In contrast to businesses that are leaving or contracting in high-cost California, the company will expand its headquarters in the Bay Area, as well as office footprints in Atlanta, Washington, D.C., Chicago and New York, markets in which Google already has a large presence, though it didn't specify how much in each of those places.
Google says it will also invest in data center expansions in Nebraska, South Carolina, Virginia, Nevada and Texas. Its existing data center sites in Nebraska, Ohio, Texas and Nevada will be fully operational in 2021.

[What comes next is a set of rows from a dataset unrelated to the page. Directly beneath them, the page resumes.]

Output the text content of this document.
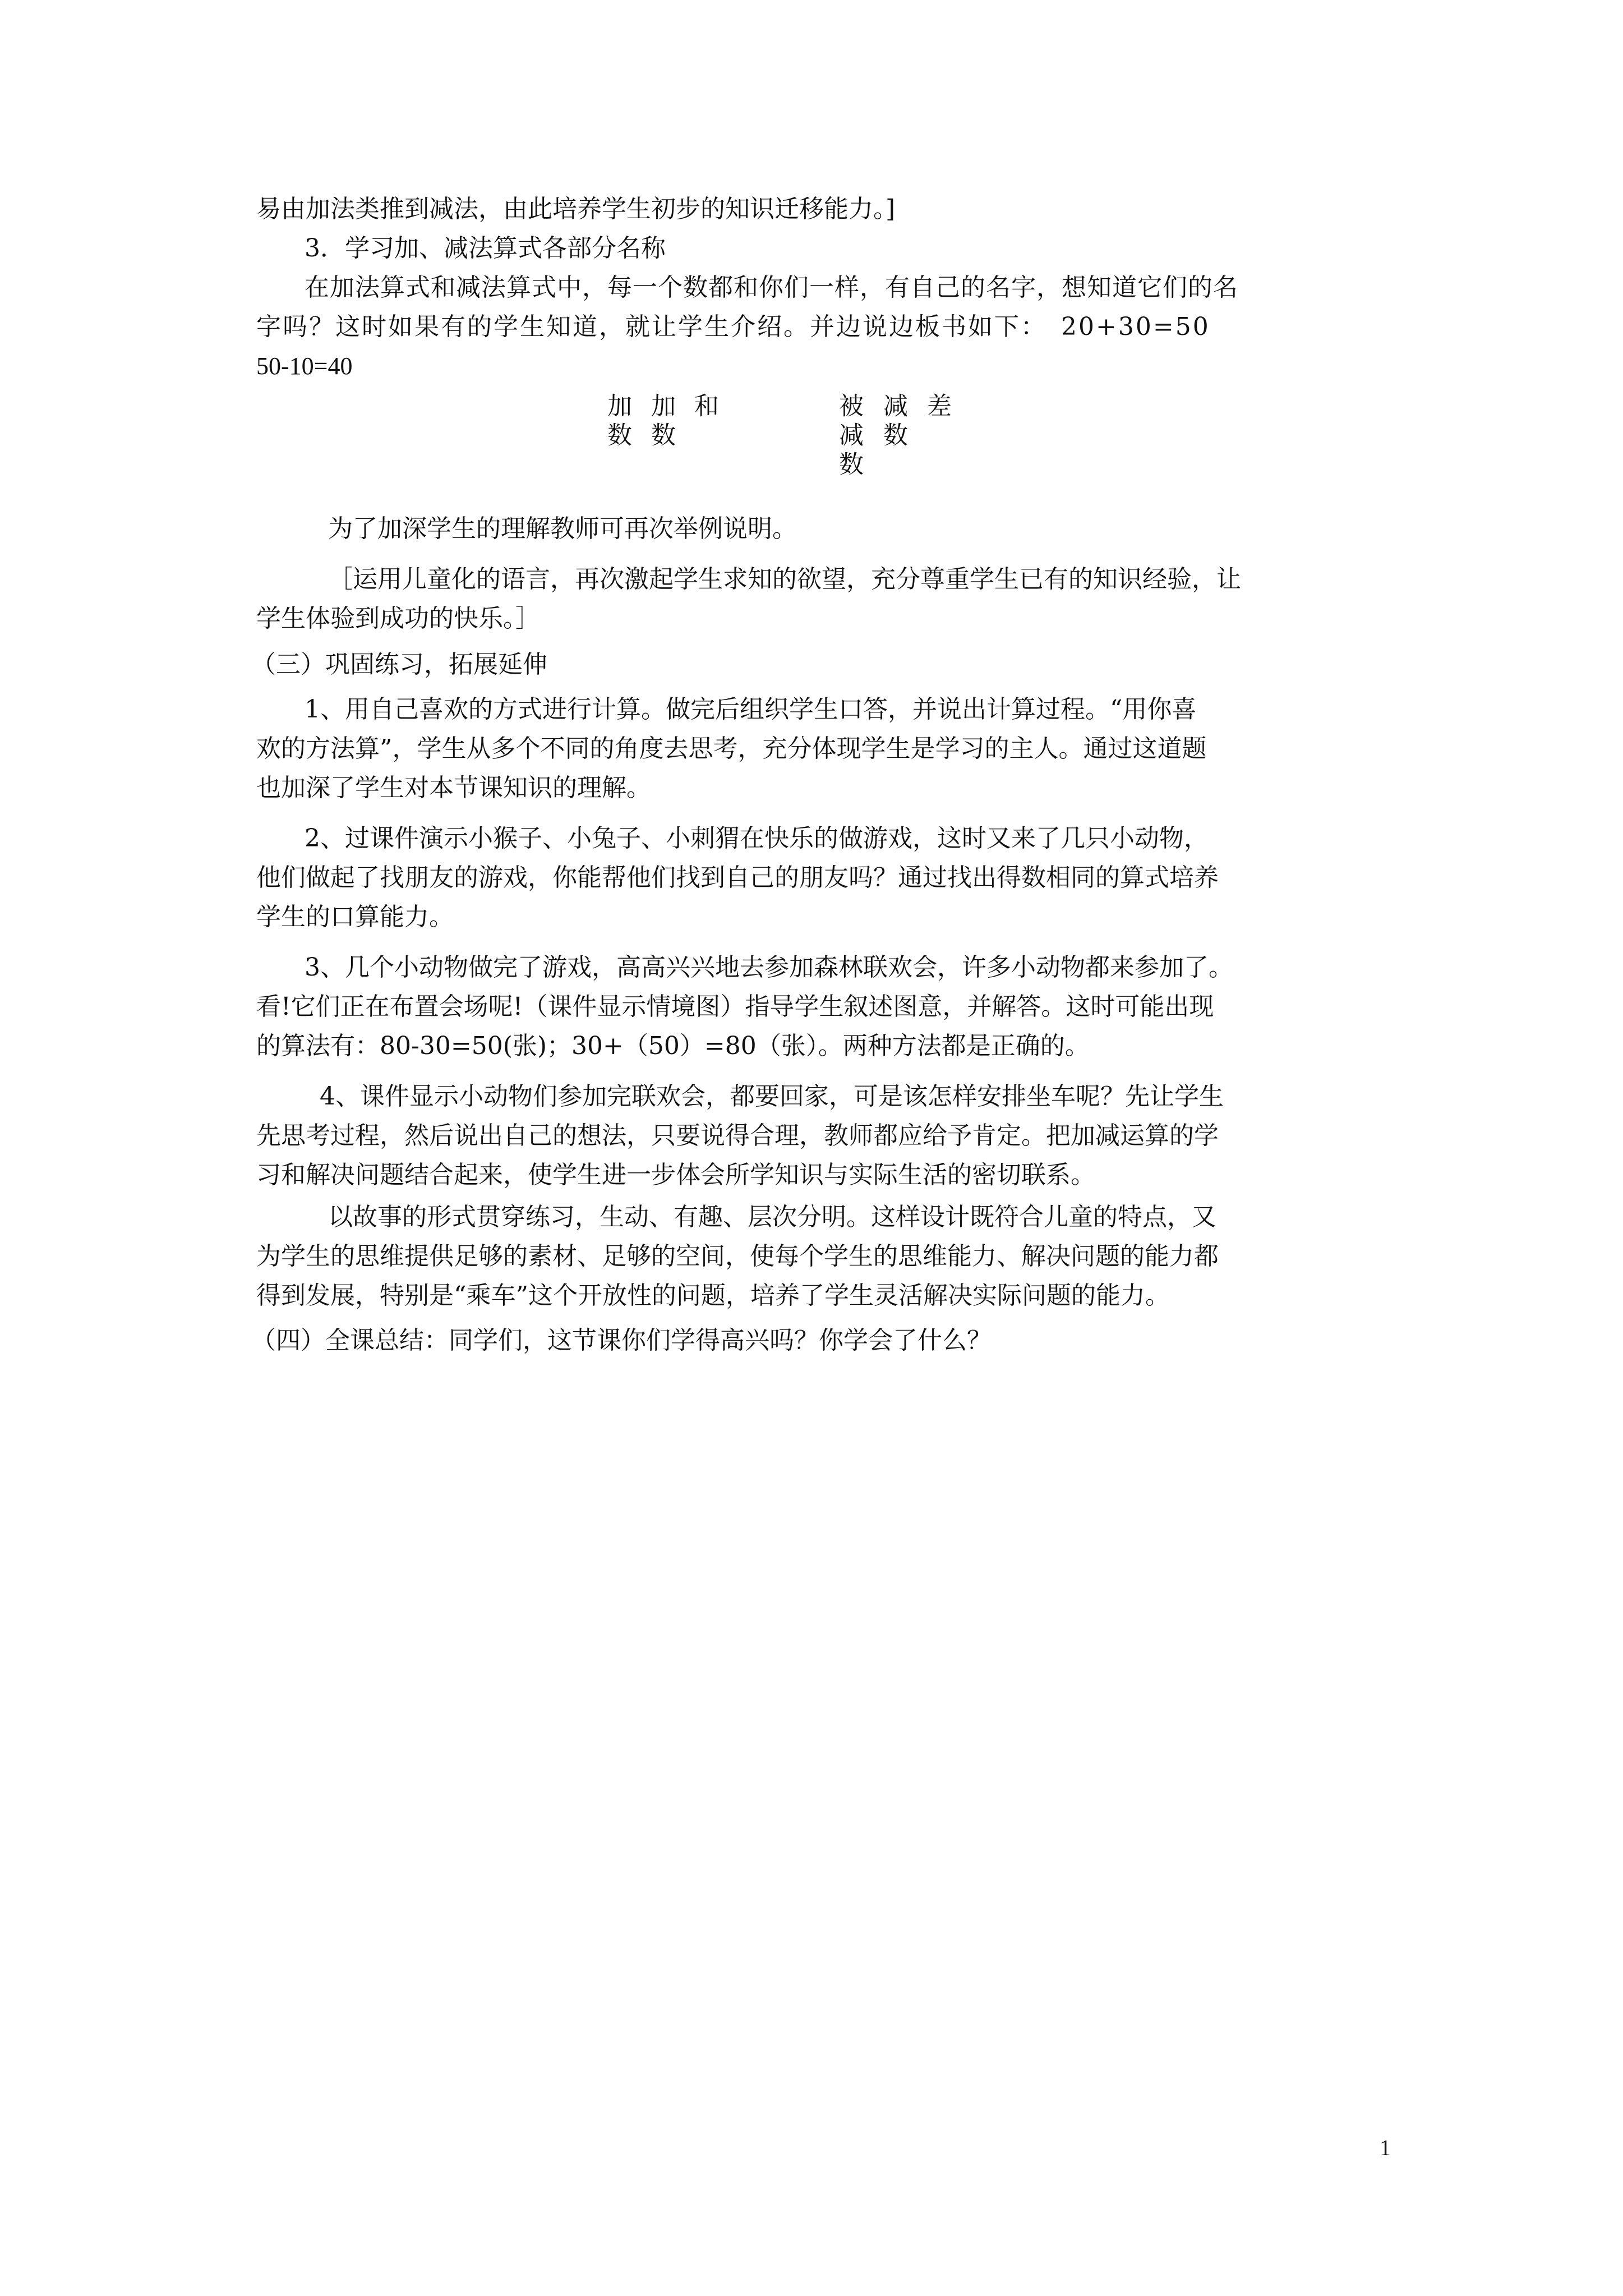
易由加法类推到减法，由此培养学生初步的知识迁移能力。]

3．学习加、减法算式各部分名称

在加法算式和减法算式中，每一个数都和你们一样，有自己的名字，想知道它们的名

字吗？这时如果有的学生知道，就让学生介绍。并边说边板书如下：　20+30=50

50-10=40

加数 加数 和	被减数 减数 差

为了加深学生的理解教师可再次举例说明。

［运用儿童化的语言，再次激起学生求知的欲望，充分尊重学生已有的知识经验，让

学生体验到成功的快乐。］

（三）巩固练习，拓展延伸

1、用自己喜欢的方式进行计算。做完后组织学生口答，并说出计算过程。“用你喜

欢的方法算”，学生从多个不同的角度去思考，充分体现学生是学习的主人。通过这道题

也加深了学生对本节课知识的理解。

2、过课件演示小猴子、小兔子、小刺猬在快乐的做游戏，这时又来了几只小动物，

他们做起了找朋友的游戏，你能帮他们找到自己的朋友吗？通过找出得数相同的算式培养

学生的口算能力。

3、几个小动物做完了游戏，高高兴兴地去参加森林联欢会，许多小动物都来参加了。

看!它们正在布置会场呢!（课件显示情境图）指导学生叙述图意，并解答。这时可能出现

的算法有：80-30=50(张)；30+（50）=80（张）。两种方法都是正确的。

4、课件显示小动物们参加完联欢会，都要回家，可是该怎样安排坐车呢？先让学生

先思考过程，然后说出自己的想法，只要说得合理，教师都应给予肯定。把加减运算的学

习和解决问题结合起来，使学生进一步体会所学知识与实际生活的密切联系。

以故事的形式贯穿练习，生动、有趣、层次分明。这样设计既符合儿童的特点，又

为学生的思维提供足够的素材、足够的空间，使每个学生的思维能力、解决问题的能力都

得到发展，特别是“乘车”这个开放性的问题，培养了学生灵活解决实际问题的能力。

（四）全课总结：同学们，这节课你们学得高兴吗？你学会了什么？

1
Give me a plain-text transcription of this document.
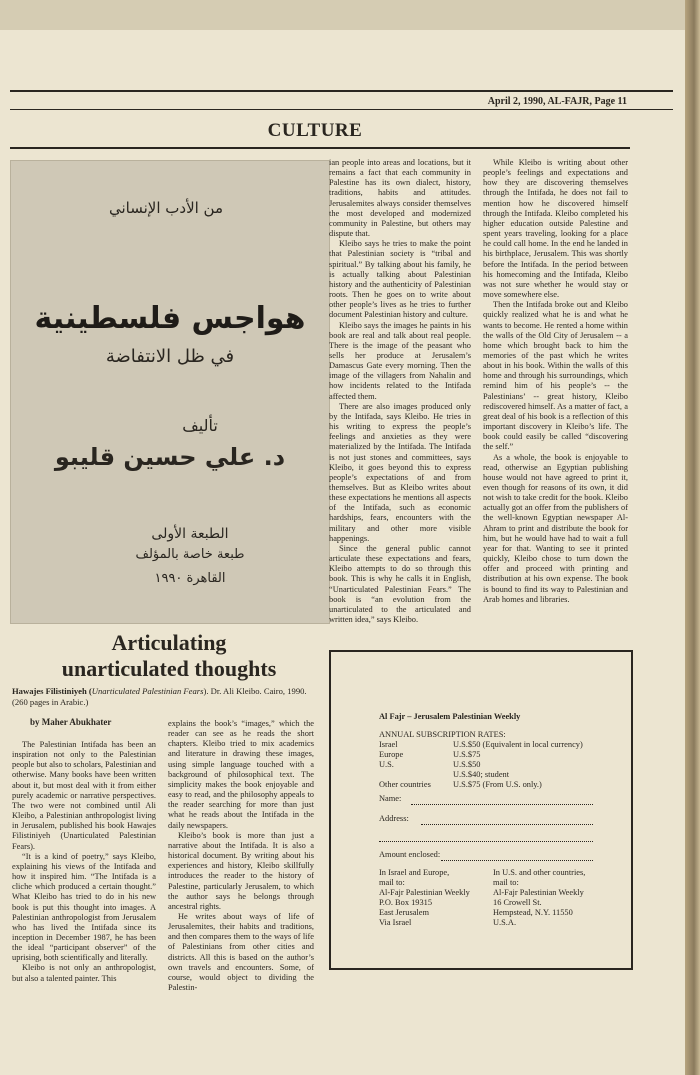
April 2, 1990, AL-FAJR, Page 11
CULTURE
من الأدب الإنساني
هواجس فلسطينية
في ظل الانتفاضة
تأليف
د. علي حسين قليبو
الطبعة الأولى
طبعة خاصة بالمؤلف
القاهرة ١٩٩٠
Articulating
unarticulated thoughts
Hawajes Filistiniyeh (Unarticulated Palestinian Fears). Dr. Ali Kleibo. Cairo, 1990. (260 pages in Arabic.)
by Maher Abukhater

The Palestinian Intifada has been an inspiration not only to the Palestinian people but also to scholars, Palestinian and otherwise. Many books have been written about it, but most deal with it from either purely academic or narrative perspectives. The two were not combined until Ali Kleibo, a Palestinian anthropologist living in Jerusalem, published his book Hawajes Filistiniyeh (Unarticulated Palestinian Fears).

“It is a kind of poetry,” says Kleibo, explaining his views of the Intifada and how it inspired him. “The Intifada is a cliche which produced a certain thought.” What Kleibo has tried to do in his new book is put this thought into images. A Palestinian anthropologist from Jerusalem who has lived the Intifada since its inception in December 1987, he has been the ideal “participant observer” of the uprising, both scientifically and literally.

Kleibo is not only an anthropologist, but also a talented painter. This

explains the book’s “images,” which the reader can see as he reads the short chapters. Kleibo tried to mix academics and literature in drawing these images, using simple language touched with a background of philosophical text. The simplicity makes the book enjoyable and easy to read, and the philosophy appeals to the reader searching for more than just what he reads about the Intifada in the daily newspapers.

Kleibo’s book is more than just a narrative about the Intifada. It is also a historical document. By writing about his experiences and history, Kleibo skillfully introduces the reader to the history of Palestine, particularly Jerusalem, to which the author says he belongs through ancestral rights.

He writes about ways of life of Jerusalemites, their habits and traditions, and then compares them to the ways of life of Palestinians from other cities and districts. All this is based on the author’s own travels and encounters. Some, of course, would object to dividing the Palestin-

ian people into areas and locations, but it remains a fact that each community in Palestine has its own dialect, history, traditions, habits and attitudes. Jerusalemites always consider themselves the most developed and modernized community in Palestine, but others may dispute that.

Kleibo says he tries to make the point that Palestinian society is “tribal and spiritual.” By talking about his family, he is actually talking about Palestinian history and the authenticity of Palestinian roots. Then he goes on to write about other people’s lives as he tries to further document Palestinian history and culture.

Kleibo says the images he paints in his book are real and talk about real people. There is the image of the peasant who sells her produce at Jerusalem’s Damascus Gate every morning. Then the image of the villagers from Nahalin and how incidents related to the Intifada affected them.

There are also images produced only by the Intifada, says Kleibo. He tries in his writing to express the people’s feelings and anxieties as they were materialized by the Intifada. The Intifada is not just stones and committees, says Kleibo, it goes beyond this to express people’s expectations of and from themselves. But as Kleibo writes about these expectations he mentions all aspects of the Intifada, such as economic hardships, fears, encounters with the military and other more visible happenings.

Since the general public cannot articulate these expectations and fears, Kleibo attempts to do so through this book. This is why he calls it in English, “Unarticulated Palestinian Fears.” The book is “an evolution from the unarticulated to the articulated and written idea,” says Kleibo.

While Kleibo is writing about other people’s feelings and expectations and how they are discovering themselves through the Intifada, he does not fail to mention how he discovered himself through the Intifada. Kleibo completed his higher education outside Palestine and spent years traveling, looking for a place he could call home. In the end he landed in his birthplace, Jerusalem. This was shortly before the Intifada. In the period between his homecoming and the Intifada, Kleibo was not sure whether he would stay or move somewhere else.

Then the Intifada broke out and Kleibo quickly realized what he is and what he wants to become. He rented a home within the walls of the Old City of Jerusalem -- a home which brought back to him the memories of the past which he writes about in his book. Within the walls of this home and through his surroundings, which remind him of his people’s -- the Palestinians’ -- great history, Kleibo rediscovered himself. As a matter of fact, a great deal of his book is a reflection of this important discovery in Kleibo’s life. The book could easily be called “discovering the self.”

As a whole, the book is enjoyable to read, otherwise an Egyptian publishing house would not have agreed to print it, even though for reasons of its own, it did not wish to take credit for the book. Kleibo actually got an offer from the publishers of the well-known Egyptian newspaper Al-Ahram to print and distribute the book for him, but he would have had to wait a full year for that. Wanting to see it printed quickly, Kleibo chose to turn down the offer and proceed with printing and distribution at his own expense. The book is bound to find its way to Palestinian and Arab homes and libraries.

Al Fajr – Jerusalem Palestinian Weekly
ANNUAL SUBSCRIPTION RATES:
Israel	U.S.$50 (Equivalent in local currency)
Europe	U.S.$75
U.S.	U.S.$50
U.S.$40; student
Other countries	U.S.$75 (From U.S. only.)
Name:
Address:
Amount enclosed:
In Israel and Europe,
mail to:
Al-Fajr Palestinian Weekly
P.O. Box 19315
East Jerusalem
Via Israel
In U.S. and other countries,
mail to:
Al-Fajr Palestinian Weekly
16 Crowell St.
Hempstead, N.Y. 11550
U.S.A.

In an announcement on Google's website, Alphabet and Google CEO Sundar Pichai said that the company generated $426B in economic activity in the U.S. in 2020. Pinchai also emphasized the company's diverse hiring.
"We’re already making progress: 2020 was our largest year ever for hiring Black and Latinx Googlers in the U.S., both overall and in tech roles," he wrote.
Lately, the company has been partnering with public health organizations to transform some of its buildings, parking lots and other spaces in California, Washington state and New York into Covid-19 vaccine centers.